Chance Seales, Media General National Correspondent – WASHINGTON (MEDIA GENERAL) - Hillary Clinton and Donald Trump lead the 2016 pack, but came up short in Wisconsin. Now they look ahead to what they hope will be their primary promised land – New York.
Most of Wisconsin's 42 Republican delegates will go to Sen. Ted Cruz (R-Texas), who bested Trump after the billionaire fumbled through a two-week-long obstacle course of questions involving abortion, national security and disrespecting women.
Third-place Republican finisher, Ohio Gov. John Kasich, won't see much – if any – in the way of delegates.
On the Democratic side, Sen. Bernie Sanders (I-Vt.) continued his trend of bagging heavily-white northern states. Sanders overcame long odds to win Wisconsin. Only six months ago, Clinton was beating the self-proclaimed Democratic Socialist by 53 points in the Badger State.

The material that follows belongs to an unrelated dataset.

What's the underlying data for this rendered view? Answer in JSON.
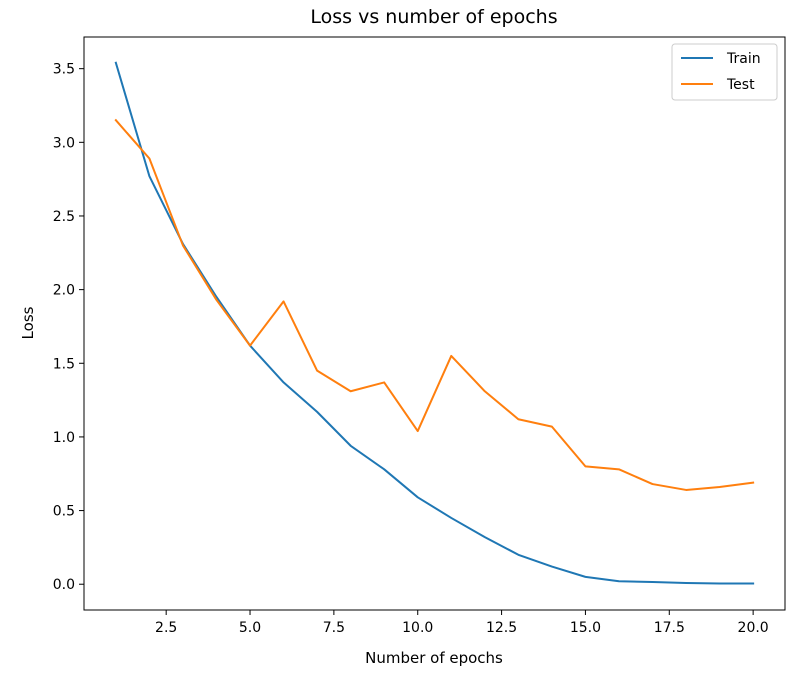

Democrats divide pledged delegates proportionally, so Sanders and Clinton both walk away with a healthy chunk of their party's 86 Wisconsin delegates.
Next up: New York
Several of the candidates have deep ties to New York voters. Clinton was the state's U.S. senator for eight years. Sanders grew up in Brooklyn. And Trump has gilded the city in gold-plated buildings bearing his name.
Will it help them in the April 19 primary? They sure hope so.
Trump leads GOP polls by a wide margin – on the order of 32 points, according to the latest RCP average.
The Empire State's Republican primary is winner-take-most, meaning it's possible for one candidate to walk away with almost all of its 95 delegates if they top 50-percent in the state's congressional districts.
At the moment, Clinton leads Sanders on the Democratic side. She even left Wisconsin several days before its primary to get an early start in her adopted home state.
With Dems' proportional delegate rules, if Sanders can inch up in the polls, he could capture a respectable portion of the New York's 247 pledged delegates. The state's superdelegates, on the other hand, appear to be squarely in the Clinton camp, reports The Green Papers.
One potential complicating factor for Sanders is New York's closed Democratic primary system, which limits voters to preregistered Democrats. So if a young college student gets inspired tomorrow by Sanders's "yuge" vision for America, they've already missed the party's registration cutoff of March 25. For the Sanders campaign, which relies on late-deciders and Millennials, the state's primary rules are less than ideal.
Every delegate counts
Democrats need 2,373 to clinch their party's nomination, and Clinton is getting pretty darn close.
Going into Tuesday, Clinton boasted 1,712 delegates (671 short) to Sanders's 1,011 delegates (1,372 short), according to The Associated Press' delegate tracker, which is continually updated.
Debate continues whether any GOP candidate can realistically capture the 1,237 delegates required to automatically capture their party's nomination, but Trump is undoubtedly the closest.
AP reports that Trump started Tuesday with 737 delegates (500 short), Cruz claimed 475 delegates (762 shorts) and Kasich had earned 143 delegates (1,094 short).
With every delegate now critical to avoiding a drawn out convention fight come July, you can bet each campaign is dead set on scoring big wins in New York.